Dog Walk Philosophy: The Clutter Of Procrastination
I walk my dog every morning. Most mornings we walk pretty much the same route. So I decided to give myself a challenge. Find something unique along the path I tread daily and take a photo. Somedays there will be something genuinely new. Others, I will have to find a way to shoot the mundane with a new perspective.
I am the worst combination of two things. I’m a procrastinator and a maximalist. I can have a hard time getting going on tasks and projects. Worse still, I tend to accumulate stuff along the path to productivity. I keep trying to build the perfect environment for productivity and creativity. Until a couple of weeks ago I had a third screen installed on my computer. One for writing, one for media, and one for social media and reading. It was pretty dope. It was also completely ineffective.
When I walk my dog I usually listen to an audiobook. My listening is more of a meditation as I float in and out of listening while taking pictures and picking up poop. For a time, it was Walter Mosely novels, but as of late it’s been books on creativity and productivity. Creativity Quest by Questlove, The Creative Act by Rick Rubin, and now The Practice by Seth Godin.

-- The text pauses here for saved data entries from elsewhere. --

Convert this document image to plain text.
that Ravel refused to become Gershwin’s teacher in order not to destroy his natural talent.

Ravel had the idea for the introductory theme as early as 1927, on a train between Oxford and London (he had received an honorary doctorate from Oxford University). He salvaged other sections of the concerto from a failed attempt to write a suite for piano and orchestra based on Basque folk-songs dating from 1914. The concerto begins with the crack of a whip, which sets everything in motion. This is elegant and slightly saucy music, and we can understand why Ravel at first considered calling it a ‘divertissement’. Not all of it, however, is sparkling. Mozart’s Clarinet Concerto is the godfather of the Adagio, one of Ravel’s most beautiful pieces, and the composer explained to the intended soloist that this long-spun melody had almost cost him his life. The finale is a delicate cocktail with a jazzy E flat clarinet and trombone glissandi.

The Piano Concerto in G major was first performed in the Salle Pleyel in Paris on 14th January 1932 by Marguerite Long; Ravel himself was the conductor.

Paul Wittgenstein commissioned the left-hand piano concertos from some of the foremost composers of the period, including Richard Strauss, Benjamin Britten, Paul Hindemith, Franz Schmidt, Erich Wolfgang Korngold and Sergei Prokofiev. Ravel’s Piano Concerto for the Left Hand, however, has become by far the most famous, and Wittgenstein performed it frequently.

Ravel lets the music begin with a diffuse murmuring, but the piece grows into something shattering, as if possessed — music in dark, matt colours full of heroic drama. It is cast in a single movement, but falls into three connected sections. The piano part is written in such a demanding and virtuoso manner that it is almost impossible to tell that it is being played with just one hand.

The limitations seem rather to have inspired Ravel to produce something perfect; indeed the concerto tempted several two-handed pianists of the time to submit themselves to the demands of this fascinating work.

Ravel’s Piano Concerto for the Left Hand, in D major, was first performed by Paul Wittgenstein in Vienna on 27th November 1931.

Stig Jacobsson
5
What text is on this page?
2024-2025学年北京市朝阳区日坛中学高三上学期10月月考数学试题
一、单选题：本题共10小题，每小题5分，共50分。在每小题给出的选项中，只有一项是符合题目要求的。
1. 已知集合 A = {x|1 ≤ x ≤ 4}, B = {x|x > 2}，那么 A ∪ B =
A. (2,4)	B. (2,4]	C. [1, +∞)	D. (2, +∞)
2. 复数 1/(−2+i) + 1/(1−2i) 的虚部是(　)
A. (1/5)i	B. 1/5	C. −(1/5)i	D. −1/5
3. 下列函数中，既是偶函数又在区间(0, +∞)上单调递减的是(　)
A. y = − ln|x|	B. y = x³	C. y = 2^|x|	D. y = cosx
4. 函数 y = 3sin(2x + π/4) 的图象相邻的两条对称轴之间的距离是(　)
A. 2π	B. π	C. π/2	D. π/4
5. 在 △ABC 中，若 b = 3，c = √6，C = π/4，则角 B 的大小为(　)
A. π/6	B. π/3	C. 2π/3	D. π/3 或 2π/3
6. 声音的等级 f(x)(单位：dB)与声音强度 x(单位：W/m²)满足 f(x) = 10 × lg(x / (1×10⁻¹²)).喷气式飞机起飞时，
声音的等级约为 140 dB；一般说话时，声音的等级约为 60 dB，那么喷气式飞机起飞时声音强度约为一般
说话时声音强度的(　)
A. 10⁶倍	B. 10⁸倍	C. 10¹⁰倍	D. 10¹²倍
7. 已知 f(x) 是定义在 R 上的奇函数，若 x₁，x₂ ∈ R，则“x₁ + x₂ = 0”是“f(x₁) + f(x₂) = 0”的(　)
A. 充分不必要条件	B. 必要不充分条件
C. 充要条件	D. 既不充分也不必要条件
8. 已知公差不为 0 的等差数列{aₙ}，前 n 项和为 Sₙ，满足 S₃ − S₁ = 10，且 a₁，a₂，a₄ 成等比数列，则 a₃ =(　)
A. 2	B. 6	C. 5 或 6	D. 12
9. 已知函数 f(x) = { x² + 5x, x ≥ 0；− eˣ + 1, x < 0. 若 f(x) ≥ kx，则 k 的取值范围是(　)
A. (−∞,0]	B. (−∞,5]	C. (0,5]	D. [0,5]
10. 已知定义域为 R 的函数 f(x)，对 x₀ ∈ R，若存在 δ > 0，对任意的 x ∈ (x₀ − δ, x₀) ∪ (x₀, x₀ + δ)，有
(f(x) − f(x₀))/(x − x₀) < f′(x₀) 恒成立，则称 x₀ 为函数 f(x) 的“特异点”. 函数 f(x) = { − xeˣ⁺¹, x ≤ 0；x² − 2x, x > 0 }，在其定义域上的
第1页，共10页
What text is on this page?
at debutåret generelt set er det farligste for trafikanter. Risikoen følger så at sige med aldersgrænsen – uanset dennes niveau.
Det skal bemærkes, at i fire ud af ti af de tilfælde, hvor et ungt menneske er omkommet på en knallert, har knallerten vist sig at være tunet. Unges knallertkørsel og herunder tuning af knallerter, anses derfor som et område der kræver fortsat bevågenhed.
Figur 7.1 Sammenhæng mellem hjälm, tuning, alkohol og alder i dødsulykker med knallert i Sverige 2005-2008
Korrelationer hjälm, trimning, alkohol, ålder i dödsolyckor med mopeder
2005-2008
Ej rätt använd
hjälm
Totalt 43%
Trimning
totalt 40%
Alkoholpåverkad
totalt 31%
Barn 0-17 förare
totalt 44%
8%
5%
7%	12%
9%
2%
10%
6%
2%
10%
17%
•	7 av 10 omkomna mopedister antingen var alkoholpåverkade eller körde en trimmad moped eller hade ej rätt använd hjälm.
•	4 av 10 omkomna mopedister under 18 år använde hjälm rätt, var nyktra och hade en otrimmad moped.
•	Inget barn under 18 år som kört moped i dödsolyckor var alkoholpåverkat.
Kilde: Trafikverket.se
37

Godin, if you aren’t familiar with his work, is extremely stripped down. His blog posts are shorter than some social media posts. But over the last decade, he has written over 2,000,000 words. Godin is the proverbial drip of water on the rock.
I took down my third monitor and instead added a second desk to my office that consists of nothing but an iPad and a couple of plants. It’s my writing station. When I’m at that desk I’ll either play instrumental music or something with lyrics in a language I don’t speak. For the record, that means anything other than english.
Godin is why I have moved into a stripped-down version of my old website. Shotbyspn.com was full of bloat. There was a blog, a portfolio, a shop where I tried to sell my photos, my resume, and links to all my socials. It was everything and nothing. I was trying to build a business instead of a practice. I stopped producing and instead focused on promoting a product that barely existed.
I don’t know if my work will ever be as brief as Godin’s. But, I’ll hit 2,000,000 words faster than him.